By: Derek Hawkins//March 9, 2020//
7th Circuit Court of Appeals
Case Name: William B. Shipley, et al. v. Chicago Board of Election Commissioners, et al.
Case No.: 17-3511
Officials: BRENNAN, SCUDDER, and ST. EVE, Circuit Judges.
Focus: Election Fraud
Claims of election fraud are not new in Illinois. Plaintiffs William B. Shipley and Katherine Wuthrich were credentialed election monitors in Chicago during the 2016 Illinois primary election and Plaintiff Nina Marie voted in the election. They allege that during the statutorily mandated post-election audit of electronic voting machines, they witnessed rampant fraud and irregularities by the Chicago Board of Election Commissioners’ (the “Board”) employees conducting the audit. Plaintiffs filed suit in federal court under 42 U.S.C. § 1983 alleging this post-election audit fraud violated their right to vote.

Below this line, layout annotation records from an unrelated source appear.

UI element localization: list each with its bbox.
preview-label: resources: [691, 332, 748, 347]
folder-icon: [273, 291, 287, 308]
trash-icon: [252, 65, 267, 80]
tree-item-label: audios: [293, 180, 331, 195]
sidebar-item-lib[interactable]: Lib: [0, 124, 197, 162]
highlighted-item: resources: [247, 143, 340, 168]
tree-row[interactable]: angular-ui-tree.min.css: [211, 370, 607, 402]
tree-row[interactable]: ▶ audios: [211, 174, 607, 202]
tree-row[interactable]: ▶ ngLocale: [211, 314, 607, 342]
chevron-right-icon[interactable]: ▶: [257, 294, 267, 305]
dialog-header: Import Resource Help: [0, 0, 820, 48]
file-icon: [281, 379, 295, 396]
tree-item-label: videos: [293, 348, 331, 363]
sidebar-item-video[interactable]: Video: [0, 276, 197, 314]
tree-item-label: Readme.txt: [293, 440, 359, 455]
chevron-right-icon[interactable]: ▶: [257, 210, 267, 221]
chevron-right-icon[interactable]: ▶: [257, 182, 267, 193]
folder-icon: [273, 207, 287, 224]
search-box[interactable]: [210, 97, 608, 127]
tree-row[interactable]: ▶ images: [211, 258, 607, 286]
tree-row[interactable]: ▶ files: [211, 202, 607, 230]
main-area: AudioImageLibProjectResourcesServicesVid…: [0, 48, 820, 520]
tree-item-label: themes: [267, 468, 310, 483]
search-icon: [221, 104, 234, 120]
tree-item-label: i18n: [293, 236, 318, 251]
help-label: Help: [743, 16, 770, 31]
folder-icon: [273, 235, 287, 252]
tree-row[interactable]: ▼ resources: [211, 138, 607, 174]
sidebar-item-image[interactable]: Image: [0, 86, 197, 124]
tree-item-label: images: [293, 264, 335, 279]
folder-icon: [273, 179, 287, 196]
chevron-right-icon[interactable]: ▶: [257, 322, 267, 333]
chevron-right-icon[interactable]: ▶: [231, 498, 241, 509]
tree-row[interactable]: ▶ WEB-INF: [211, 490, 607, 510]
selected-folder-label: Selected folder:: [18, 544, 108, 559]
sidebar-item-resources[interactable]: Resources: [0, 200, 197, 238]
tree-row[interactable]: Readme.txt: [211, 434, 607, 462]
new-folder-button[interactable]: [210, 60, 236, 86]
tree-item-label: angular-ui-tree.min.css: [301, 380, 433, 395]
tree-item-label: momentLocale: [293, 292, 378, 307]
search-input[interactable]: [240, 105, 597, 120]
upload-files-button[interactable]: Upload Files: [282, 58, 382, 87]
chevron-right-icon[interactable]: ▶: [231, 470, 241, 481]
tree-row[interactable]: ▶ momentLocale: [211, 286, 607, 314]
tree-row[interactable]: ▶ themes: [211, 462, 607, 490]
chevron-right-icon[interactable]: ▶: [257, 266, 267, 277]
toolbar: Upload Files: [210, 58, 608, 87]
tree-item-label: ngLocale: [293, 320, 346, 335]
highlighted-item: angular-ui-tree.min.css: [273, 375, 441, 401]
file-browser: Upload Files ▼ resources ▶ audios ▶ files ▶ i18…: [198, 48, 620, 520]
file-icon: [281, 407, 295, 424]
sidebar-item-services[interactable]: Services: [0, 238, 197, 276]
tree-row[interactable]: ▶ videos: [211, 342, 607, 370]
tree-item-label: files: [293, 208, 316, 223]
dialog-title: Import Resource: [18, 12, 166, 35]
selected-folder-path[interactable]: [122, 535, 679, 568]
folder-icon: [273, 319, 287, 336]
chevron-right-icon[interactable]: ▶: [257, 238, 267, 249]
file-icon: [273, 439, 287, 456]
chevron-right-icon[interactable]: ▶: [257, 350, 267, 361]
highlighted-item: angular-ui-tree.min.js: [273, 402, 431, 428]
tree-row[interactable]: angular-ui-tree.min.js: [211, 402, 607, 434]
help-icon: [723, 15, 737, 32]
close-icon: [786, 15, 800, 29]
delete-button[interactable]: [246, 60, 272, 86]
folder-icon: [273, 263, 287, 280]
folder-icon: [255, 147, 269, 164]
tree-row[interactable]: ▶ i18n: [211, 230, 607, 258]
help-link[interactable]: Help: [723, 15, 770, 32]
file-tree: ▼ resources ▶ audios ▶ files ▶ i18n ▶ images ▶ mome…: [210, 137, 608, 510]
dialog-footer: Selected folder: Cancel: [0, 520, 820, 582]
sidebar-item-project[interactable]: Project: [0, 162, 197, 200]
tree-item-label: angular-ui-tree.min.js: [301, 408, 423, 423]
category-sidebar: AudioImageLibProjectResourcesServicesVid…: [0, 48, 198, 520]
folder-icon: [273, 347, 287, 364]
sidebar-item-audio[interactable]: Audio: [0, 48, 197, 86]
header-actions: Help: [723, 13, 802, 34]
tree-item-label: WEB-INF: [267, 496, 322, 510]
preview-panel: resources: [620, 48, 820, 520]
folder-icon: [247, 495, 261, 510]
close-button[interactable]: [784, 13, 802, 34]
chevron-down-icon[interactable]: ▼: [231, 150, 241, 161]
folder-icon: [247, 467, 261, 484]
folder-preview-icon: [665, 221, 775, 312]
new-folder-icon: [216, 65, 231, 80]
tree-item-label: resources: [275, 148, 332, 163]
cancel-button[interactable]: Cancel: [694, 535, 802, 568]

The problem with Plaintiffs’ allegations, however, is that Illinois law expressly precludes the findings of the post-election audit from changing or altering the election results. In other words, no matter how improper the Board employees’ conduct was during the audit, it could not have affected Plaintiffs’ right to vote. For this reason, the district court dismissed the complaint for failure to state a claim. And for the same reason, we affirm the district court’s judgment.